As an aside, in California with a CRV or "California Recycle Value" on beverage containers and there are those who dumpster dive for the bottles and in the parlance of Silicon Valley --> Monetize it. If these vagrants, had access to a computer (or iPhone) they could probably collect more in the form of old computers, calculators, maybe furniture and monetize it even more. There use be city programs that would give homeless people voice mail numbers, so they could be reached in an effort at stabilizing their existence.

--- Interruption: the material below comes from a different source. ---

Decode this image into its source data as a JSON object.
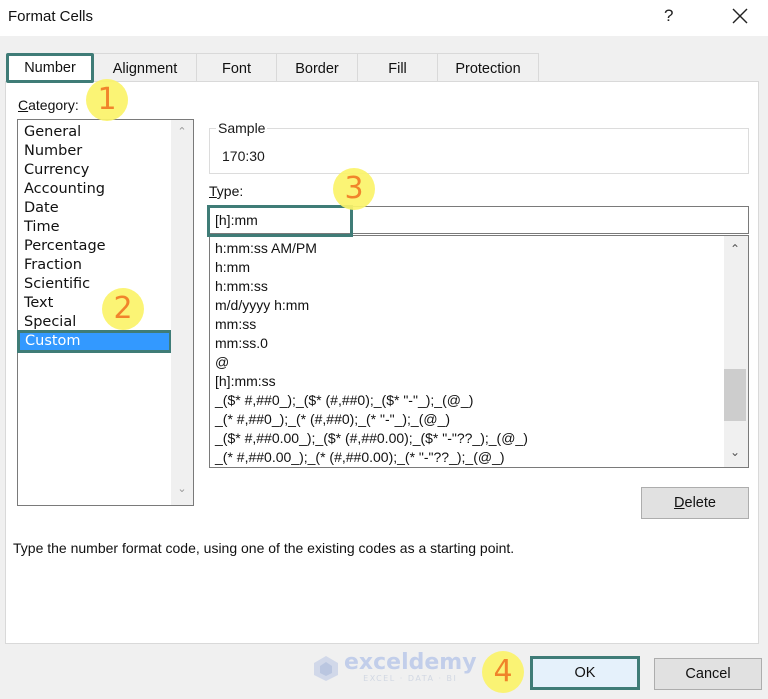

But all that stuff going into the trash, begs the question of why is it being thrown away. Perhaps there isn't a place to store it. Hard to believe when you think about the size of these McMansions. John Dingell is proposing legislation to remove the interest deduction for homes over 3000 square feet. It does make sense, homes are made larger to justifty higher prices, as developers well know. And any real estate agent will say, but you're not paying it, it's deducted off your taxes. Leading to even bigger houses. For most people, 3000 sq ft is plenty. It might inject some sanity back into our real estate fetish.
Anyone who is curious about real estate and the effect on the psyche, should read Richard Ford's Frank Bascombe series. Frank is a realtor, and the emotional attachment of real estate hits a deep and solid chord.